Last week George W. Bush and John Kerry gave major foreign policy speeches, and I agreed with just about everything each man said, which means they probably didn't say much of anything useful. President Bush laid out a five-point plan for Iraq; Senator Kerry laid out a four-point global foreign policy. Both speeches were resolute on terrorism and honest about our responsibilities to the Iraqi people. Both speeches were nattily written. Bush included some of his usual eloquent freedom riffs. Kerry's language was clear and clean, for a change. And yet, both speeches were dispiriting for their high-minded abstractions.

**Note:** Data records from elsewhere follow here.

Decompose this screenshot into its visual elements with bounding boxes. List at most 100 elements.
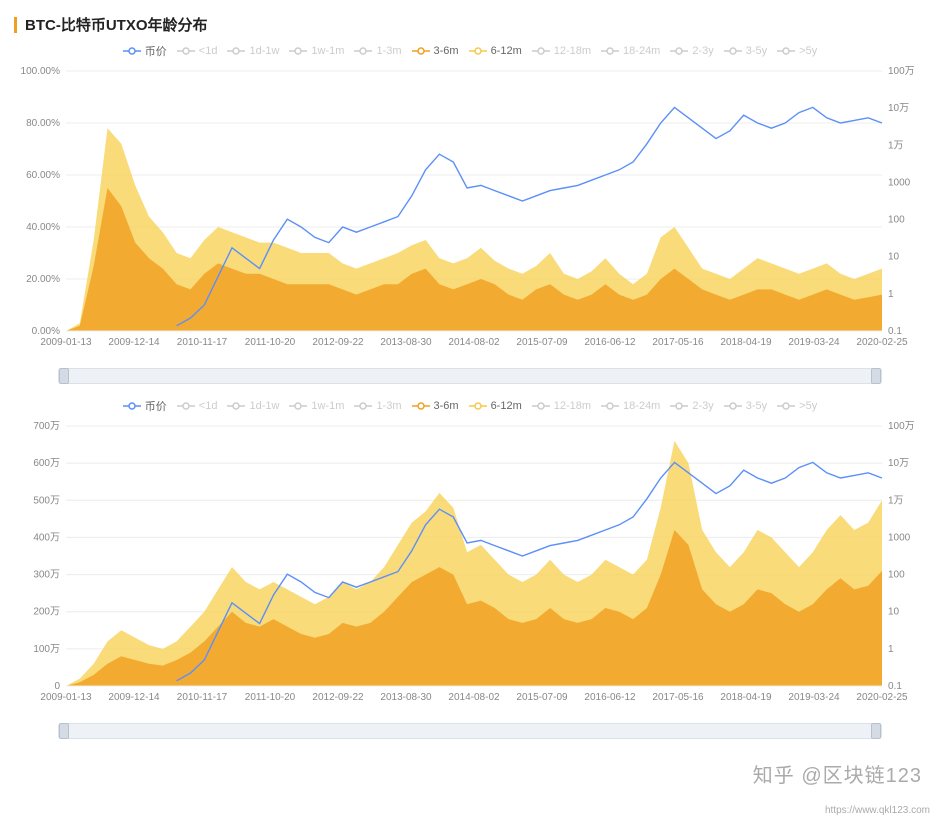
svg-text:2011-10-20: 2011-10-20 — [245, 337, 296, 348]
legend-marker-12_18m — [532, 401, 550, 411]
svg-text:2020-02-25: 2020-02-25 — [856, 692, 908, 703]
svg-text:10万: 10万 — [888, 458, 909, 469]
legend-item-1w1m[interactable]: 1w-1m — [289, 43, 344, 59]
svg-text:1: 1 — [888, 644, 894, 655]
range-handle-right[interactable] — [871, 723, 881, 739]
legend-label: 3-6m — [434, 45, 459, 57]
svg-text:10: 10 — [888, 252, 900, 263]
legend-marker-12_18m — [532, 46, 550, 56]
range-handle-right[interactable] — [871, 368, 881, 384]
legend-label: 1w-1m — [311, 45, 344, 57]
svg-text:40.00%: 40.00% — [26, 222, 60, 233]
legend-item-18_24m[interactable]: 18-24m — [601, 398, 660, 414]
legend-label: 3-5y — [746, 400, 767, 412]
svg-text:2017-05-16: 2017-05-16 — [652, 337, 704, 348]
svg-text:100.00%: 100.00% — [21, 66, 61, 77]
svg-text:1万: 1万 — [888, 495, 904, 506]
legend-label: <1d — [199, 45, 218, 57]
legend-marker-gt5y — [777, 46, 795, 56]
range-handle-left[interactable] — [59, 368, 69, 384]
legend-chart1[interactable]: 币价 <1d 1d-1w 1w-1m 1-3m 3-6m 6-12m 12-18m 18-24m… — [14, 43, 926, 59]
legend-item-lt1d[interactable]: <1d — [177, 398, 218, 414]
legend-marker-1_3m — [354, 46, 372, 56]
title-accent-bar — [14, 17, 17, 33]
svg-text:2011-10-20: 2011-10-20 — [245, 692, 296, 703]
svg-text:100: 100 — [888, 215, 905, 226]
legend-item-3_5y[interactable]: 3-5y — [724, 43, 767, 59]
svg-text:100万: 100万 — [33, 644, 60, 655]
legend-item-price[interactable]: 币价 — [123, 43, 167, 59]
legend-label: 币价 — [145, 398, 167, 414]
legend-item-12_18m[interactable]: 12-18m — [532, 43, 591, 59]
svg-text:2015-07-09: 2015-07-09 — [516, 337, 568, 348]
svg-text:2013-08-30: 2013-08-30 — [380, 692, 432, 703]
legend-item-3_5y[interactable]: 3-5y — [724, 398, 767, 414]
legend-marker-gt5y — [777, 401, 795, 411]
svg-text:2017-05-16: 2017-05-16 — [652, 692, 704, 703]
svg-text:700万: 700万 — [33, 421, 60, 432]
legend-item-lt1d[interactable]: <1d — [177, 43, 218, 59]
legend-item-2_3y[interactable]: 2-3y — [670, 398, 713, 414]
svg-text:400万: 400万 — [33, 532, 60, 543]
legend-label: 6-12m — [491, 45, 522, 57]
legend-item-1d1w[interactable]: 1d-1w — [227, 43, 279, 59]
legend-label: 12-18m — [554, 45, 591, 57]
chart2-range-slider[interactable] — [58, 723, 882, 739]
svg-text:2010-11-17: 2010-11-17 — [177, 692, 228, 703]
chart1-range-slider[interactable] — [58, 368, 882, 384]
watermark-text: 知乎 @区块链123 — [753, 759, 922, 788]
legend-item-price[interactable]: 币价 — [123, 398, 167, 414]
svg-text:10: 10 — [888, 607, 900, 618]
svg-text:2010-11-17: 2010-11-17 — [177, 337, 228, 348]
svg-text:200万: 200万 — [33, 607, 60, 618]
legend-item-gt5y[interactable]: >5y — [777, 43, 817, 59]
legend-item-6_12m[interactable]: 6-12m — [469, 398, 522, 414]
legend-marker-6_12m — [469, 401, 487, 411]
svg-text:2015-07-09: 2015-07-09 — [516, 692, 568, 703]
svg-text:2018-04-19: 2018-04-19 — [720, 337, 772, 348]
legend-marker-3_6m — [412, 401, 430, 411]
chart2-wrap: 0100万200万300万400万500万600万700万100万10万1万10… — [14, 416, 926, 719]
svg-text:100: 100 — [888, 570, 905, 581]
svg-text:2014-08-02: 2014-08-02 — [448, 692, 500, 703]
svg-text:2016-06-12: 2016-06-12 — [584, 337, 636, 348]
legend-label: 3-6m — [434, 400, 459, 412]
svg-text:0.1: 0.1 — [888, 681, 902, 692]
svg-text:2009-01-13: 2009-01-13 — [40, 337, 92, 348]
legend-label: 2-3y — [692, 45, 713, 57]
svg-text:100万: 100万 — [888, 421, 915, 432]
legend-item-3_6m[interactable]: 3-6m — [412, 398, 459, 414]
page-title: BTC-比特币UTXO年龄分布 — [25, 14, 208, 35]
legend-chart2[interactable]: 币价 <1d 1d-1w 1w-1m 1-3m 3-6m 6-12m 12-18m 18-24m… — [14, 398, 926, 414]
svg-text:1: 1 — [888, 289, 894, 300]
svg-text:2009-12-14: 2009-12-14 — [108, 692, 160, 703]
legend-item-1_3m[interactable]: 1-3m — [354, 43, 401, 59]
svg-text:100万: 100万 — [888, 66, 915, 77]
svg-text:0.00%: 0.00% — [32, 326, 60, 337]
legend-item-18_24m[interactable]: 18-24m — [601, 43, 660, 59]
legend-marker-18_24m — [601, 46, 619, 56]
legend-item-12_18m[interactable]: 12-18m — [532, 398, 591, 414]
legend-marker-1d1w — [227, 401, 245, 411]
svg-text:0: 0 — [54, 681, 60, 692]
legend-item-3_6m[interactable]: 3-6m — [412, 43, 459, 59]
svg-text:80.00%: 80.00% — [26, 118, 60, 129]
legend-marker-18_24m — [601, 401, 619, 411]
legend-item-1d1w[interactable]: 1d-1w — [227, 398, 279, 414]
legend-item-1w1m[interactable]: 1w-1m — [289, 398, 344, 414]
legend-label: <1d — [199, 400, 218, 412]
legend-item-gt5y[interactable]: >5y — [777, 398, 817, 414]
legend-item-6_12m[interactable]: 6-12m — [469, 43, 522, 59]
svg-text:10万: 10万 — [888, 103, 909, 114]
svg-text:2020-02-25: 2020-02-25 — [856, 337, 908, 348]
svg-text:2014-08-02: 2014-08-02 — [448, 337, 500, 348]
svg-text:2009-12-14: 2009-12-14 — [108, 337, 160, 348]
chart-title-row: BTC-比特币UTXO年龄分布 — [14, 14, 926, 35]
legend-item-2_3y[interactable]: 2-3y — [670, 43, 713, 59]
svg-text:500万: 500万 — [33, 495, 60, 506]
legend-label: 6-12m — [491, 400, 522, 412]
legend-item-1_3m[interactable]: 1-3m — [354, 398, 401, 414]
svg-text:2009-01-13: 2009-01-13 — [40, 692, 92, 703]
svg-text:1000: 1000 — [888, 177, 911, 188]
range-handle-left[interactable] — [59, 723, 69, 739]
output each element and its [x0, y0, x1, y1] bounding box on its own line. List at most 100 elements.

Then again, maybe I just wasn't in much of a mood to listen to speechifying about the international mess last week--certainly not to grand expositions of doctrine and principle tethered only vaguely to the horrors on the ground. My guess is, you're losing patience with being orated at as well. Some evidence: An ABC News/Washington Post poll tracked "emotional responses" to the situation in Iraq. The "emotions" measured sounded like a Postmodern parade of Snow White's dwarfs: Angry, Hopeful, Proud, Worried and Frightened. Angry had almost doubled, from 30% to 57%, since March. Hopeful and Proud had taken a hit (although Hopeful was a still robust 62%--this is, after all, America). Worried was 67%; Frightened, 37%. If Frustrated had been included, it might have scored 110%. Embarrassed would have done well too. Indeed, Angry is a bit vague for my taste. At whom? The President? The terrorists? The media? The French? All the above? On the other hand, anger, the experts say, is a primary cause of psychological depression. And most of the people I know, especially those following the situation in Iraq closely, are not feeling very peppy these days.
The fact is, America's sense of itself has taken a stunning blow. We are still recovering from the last week of April, when the Abu Ghraib photos were revealed and the U.S. military chose not to fight the Islamic radicals in Fallujah (a retreat compounded by last week's decision not to pursue Muqtada al-Sadr's Mahdi Army). Taken together, those events represent a coherent pattern of behavior--that of a schoolyard bully, who tortures the weak and runs away from the strong. This is, sadly, the way Abu Ghraib and Fallujah are perceived by our enemies. I was traveling through the Middle East as some of these events unfolded, and so the embarrassment I felt was direct and intense. The experience has been more oblique for most Americans, if no less intense. Think of the images--not just the torture photos but also the Saddamite general riding proudly into Fallujah and, of course, the beheading of Nicholas Berg. This is, literally, the stuff of nightmares; it is difficult to assimilate emotionally. And neither the President nor John Kerry seems able to acknowledge the souring American mood.